The word “Virago,” in the Renaissance, meant a woman of culture, character, and charm; a “man-like maiden” who combined the finer qualities of both sexes. The gradual debasement of a word into a term of reproach is sometimes a species of scandal. It is wilfully perverted in the course of years, and made to tell a different tale,—a false tale, probably,—which generations receive as true. On the other hand, it sometimes marks the swift degeneracy of a lofty ideal. In either case, the shame and pity are the same. Happily, as we are past the day when men looked askance upon women’s sincere efforts at advancement, so we are past the day when women deemed it profitable to ape distinctly masculine traits. We have outgrown the first rude period of abortive and misdirected energy, but it does not follow that the millennium has been reached. Mr. Arnold has ventured to say that the best spiritual fruit of culture is to keep man from a self-satisfaction which is retarding and vulgarizing, yet no one recognized more clearly than he the ungracious nature of the task. What people really like to be told is that they are doing all things well, and have nothing to learn from anybody. This is the reiterated message from the gods of which the daily press delivers itself so sapiently, and by which it maintains its popularity and power.
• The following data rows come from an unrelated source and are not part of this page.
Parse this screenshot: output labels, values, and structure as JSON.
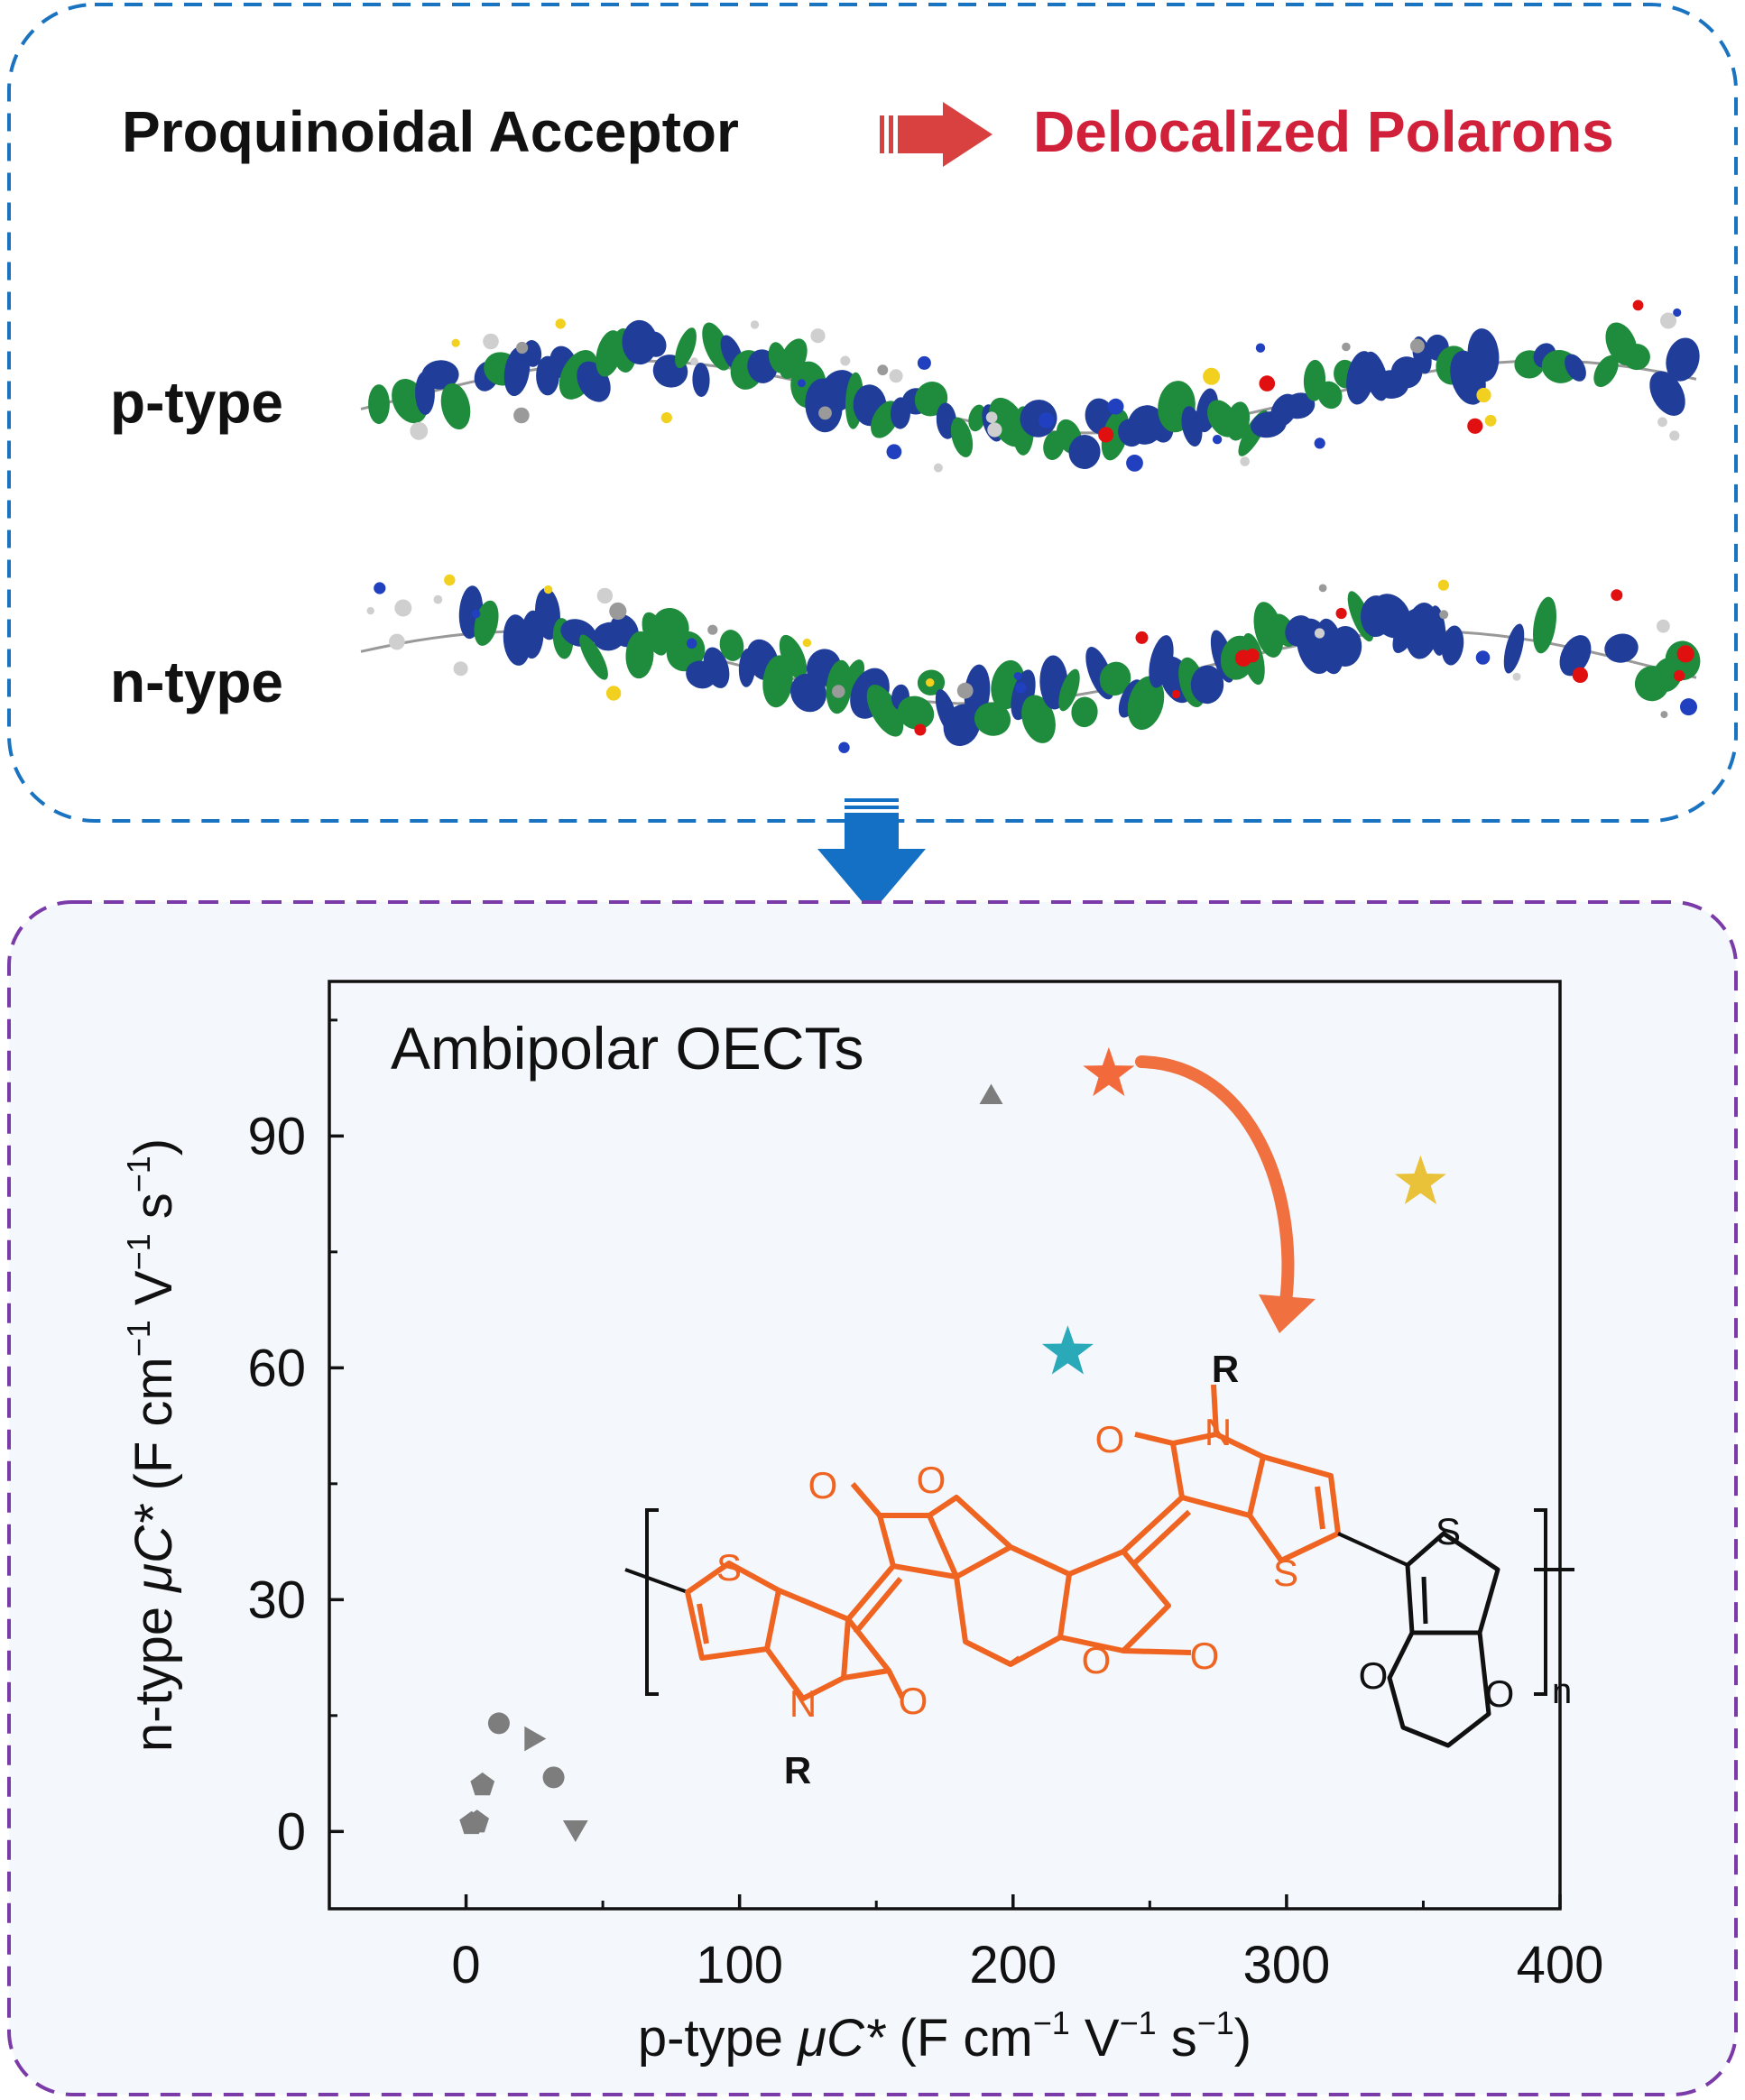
{
  "header": {
    "left": "Proquinoidal Acceptor",
    "right": "Delocalized Polarons"
  },
  "orbitals": {
    "p_label": "p-type",
    "n_label": "n-type"
  },
  "colors": {
    "top_border": "#1a73c0",
    "bottom_border": "#7a3aa8",
    "bottom_fill": "#f4f7fc",
    "red_text": "#d0203a",
    "arrow_red": "#d94141",
    "arrow_blue": "#1470c4",
    "lobe_blue": "#1f3d99",
    "lobe_green": "#1e8c3c",
    "molecule_orange": "#ee6420",
    "gray_marker": "#7d7d7d",
    "star_orange": "#f26a3b",
    "star_yellow": "#e9c23a",
    "star_teal": "#2aa9b9"
  },
  "chart_data": {
    "type": "scatter",
    "title": "Ambipolar OECTs",
    "xlabel_parts": [
      "p-type ",
      "μC*",
      " (F cm",
      "−1",
      " V",
      "−1",
      " s",
      "−1",
      ")"
    ],
    "ylabel_parts": [
      "n-type ",
      "μC*",
      " (F cm",
      "−1",
      " V",
      "−1",
      " s",
      "−1",
      ")"
    ],
    "xlim": [
      -50,
      400
    ],
    "ylim": [
      -10,
      110
    ],
    "xticks": [
      "0",
      "100",
      "200",
      "300",
      "400"
    ],
    "xtick_values": [
      0,
      100,
      200,
      300,
      400
    ],
    "yticks": [
      "0",
      "30",
      "60",
      "90"
    ],
    "ytick_values": [
      0,
      30,
      60,
      90
    ],
    "grid": false,
    "series": [
      {
        "marker": "star",
        "color": "#f26a3b",
        "points": [
          [
            235,
            98
          ]
        ]
      },
      {
        "marker": "star",
        "color": "#e9c23a",
        "points": [
          [
            349,
            84
          ]
        ]
      },
      {
        "marker": "star",
        "color": "#2aa9b9",
        "points": [
          [
            220,
            62
          ]
        ]
      },
      {
        "marker": "triangle-up",
        "color": "#7d7d7d",
        "points": [
          [
            192,
            95
          ]
        ]
      },
      {
        "marker": "circle",
        "color": "#7d7d7d",
        "points": [
          [
            12,
            14
          ],
          [
            32,
            7
          ]
        ]
      },
      {
        "marker": "triangle-right",
        "color": "#7d7d7d",
        "points": [
          [
            24,
            12
          ]
        ]
      },
      {
        "marker": "pentagon",
        "color": "#7d7d7d",
        "points": [
          [
            6,
            6
          ],
          [
            2,
            1
          ],
          [
            4,
            1.2
          ]
        ]
      },
      {
        "marker": "triangle-down",
        "color": "#7d7d7d",
        "points": [
          [
            40,
            0.5
          ]
        ]
      }
    ],
    "annotation_arrow": {
      "from": [
        248,
        98
      ],
      "to": [
        290,
        65
      ]
    }
  },
  "structure": {
    "atoms": {
      "S": "S",
      "O": "O",
      "N": "N",
      "R": "R",
      "n": "n"
    }
  }
}
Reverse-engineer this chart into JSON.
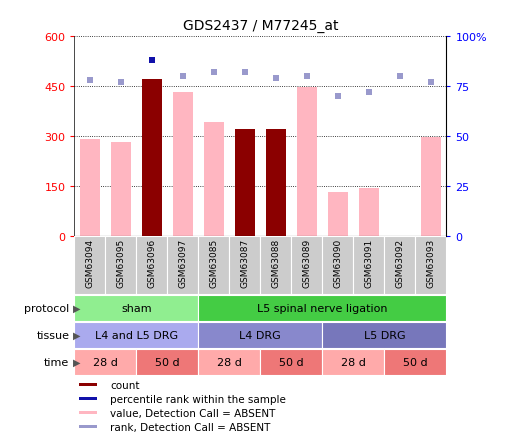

This is the tone of all the nice little papers about woman’s progress, and woman’s work, and woman’s influence, and woman’s recent successes in literature, science, and art. “I gain nothing by being with such as myself,” sighed Charles Lamb, with noble discontent. “We encourage one another in mediocrity.” This is what we women are doing with such apparent satisfaction; we are encouraging one another in mediocrity. We are putting up easy standards of our own, in place of the best standards of men. We are sating our vanity with small and ignoble triumphs, instead of struggling on, defeated, routed, but unconquered still, with hopes high set upon the dazzling mountain-tops which we may never reach.